Be smart about snacks
As for policing your child’s lunch box for food baddies, “a small treat is not a bad thing,” says Annabel, “moderation with children is key if you want to teach them to be sensible about food and snacking.”
- Opt for a healthier snacking alternative to crisps and biscuits. Annabel has produced a healthy range of rice and corn snacks, and 100% natural fruit crisps (available from ASDA and Morrisons or www.annabelkarmel.com/disney/index.html).
- Avoid crisps that are heavy in salt and saturated fat. Substitute savoury snacks such as toasted seeds, bread sticks and oatcakes are a good alternative.

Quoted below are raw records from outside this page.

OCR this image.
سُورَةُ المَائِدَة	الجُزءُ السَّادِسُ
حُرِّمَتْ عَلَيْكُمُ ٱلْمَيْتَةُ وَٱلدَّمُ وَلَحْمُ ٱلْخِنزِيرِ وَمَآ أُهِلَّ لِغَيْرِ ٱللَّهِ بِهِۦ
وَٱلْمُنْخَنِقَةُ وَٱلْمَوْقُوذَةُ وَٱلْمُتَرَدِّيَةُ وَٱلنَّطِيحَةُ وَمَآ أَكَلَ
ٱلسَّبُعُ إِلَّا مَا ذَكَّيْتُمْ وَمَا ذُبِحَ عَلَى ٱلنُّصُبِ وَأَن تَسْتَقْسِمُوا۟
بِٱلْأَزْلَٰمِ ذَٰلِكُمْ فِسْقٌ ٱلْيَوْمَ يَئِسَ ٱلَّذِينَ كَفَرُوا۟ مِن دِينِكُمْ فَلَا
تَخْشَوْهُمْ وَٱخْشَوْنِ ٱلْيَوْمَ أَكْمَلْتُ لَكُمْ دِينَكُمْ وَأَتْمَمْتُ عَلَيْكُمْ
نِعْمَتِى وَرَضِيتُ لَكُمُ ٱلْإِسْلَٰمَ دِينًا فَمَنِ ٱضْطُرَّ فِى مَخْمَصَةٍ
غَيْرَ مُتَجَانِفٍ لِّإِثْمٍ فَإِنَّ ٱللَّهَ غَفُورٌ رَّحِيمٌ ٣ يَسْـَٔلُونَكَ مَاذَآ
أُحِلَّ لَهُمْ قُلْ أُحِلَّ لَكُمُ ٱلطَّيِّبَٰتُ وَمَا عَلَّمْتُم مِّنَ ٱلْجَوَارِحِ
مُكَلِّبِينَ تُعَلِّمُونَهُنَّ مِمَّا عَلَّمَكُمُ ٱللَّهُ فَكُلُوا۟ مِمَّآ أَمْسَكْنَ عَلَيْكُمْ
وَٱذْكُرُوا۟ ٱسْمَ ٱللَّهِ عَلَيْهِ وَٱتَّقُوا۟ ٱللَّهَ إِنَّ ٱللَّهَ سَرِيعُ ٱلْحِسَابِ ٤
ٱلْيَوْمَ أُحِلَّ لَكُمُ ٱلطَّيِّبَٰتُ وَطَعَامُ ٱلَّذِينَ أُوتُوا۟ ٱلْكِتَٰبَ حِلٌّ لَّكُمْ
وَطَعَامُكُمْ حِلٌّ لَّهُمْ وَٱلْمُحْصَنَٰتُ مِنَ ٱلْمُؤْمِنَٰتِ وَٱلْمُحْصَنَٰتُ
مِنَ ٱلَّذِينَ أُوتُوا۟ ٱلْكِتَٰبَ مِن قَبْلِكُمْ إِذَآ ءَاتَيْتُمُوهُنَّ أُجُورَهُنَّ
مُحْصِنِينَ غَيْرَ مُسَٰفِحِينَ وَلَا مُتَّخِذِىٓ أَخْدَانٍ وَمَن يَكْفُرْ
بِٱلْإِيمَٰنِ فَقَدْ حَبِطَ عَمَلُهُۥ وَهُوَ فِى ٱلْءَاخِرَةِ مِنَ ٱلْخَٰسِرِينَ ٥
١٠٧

- A small kid’s size chocolate bar or biscuit is fine.
Think about drinks
Finally give careful consideration to the drinks you pack in a lunch box. One study found over half of lunchboxes often came packed with a juice carton and a milk carton, when just one drink is needed. Experts say plain water is the best option and if you want to add an extra drink choose a healthy one like a smoothie.
Forget fizzy drinks, even the diet variety (which are full of additives), and avoid fruit ‘juice’ drinks, which are high in sugar. Instead opt for either 100% fruit drinks or a simple fruit smoothie, though make sure that whatever you are choosing is a kid’s size portion with no nasty added extras.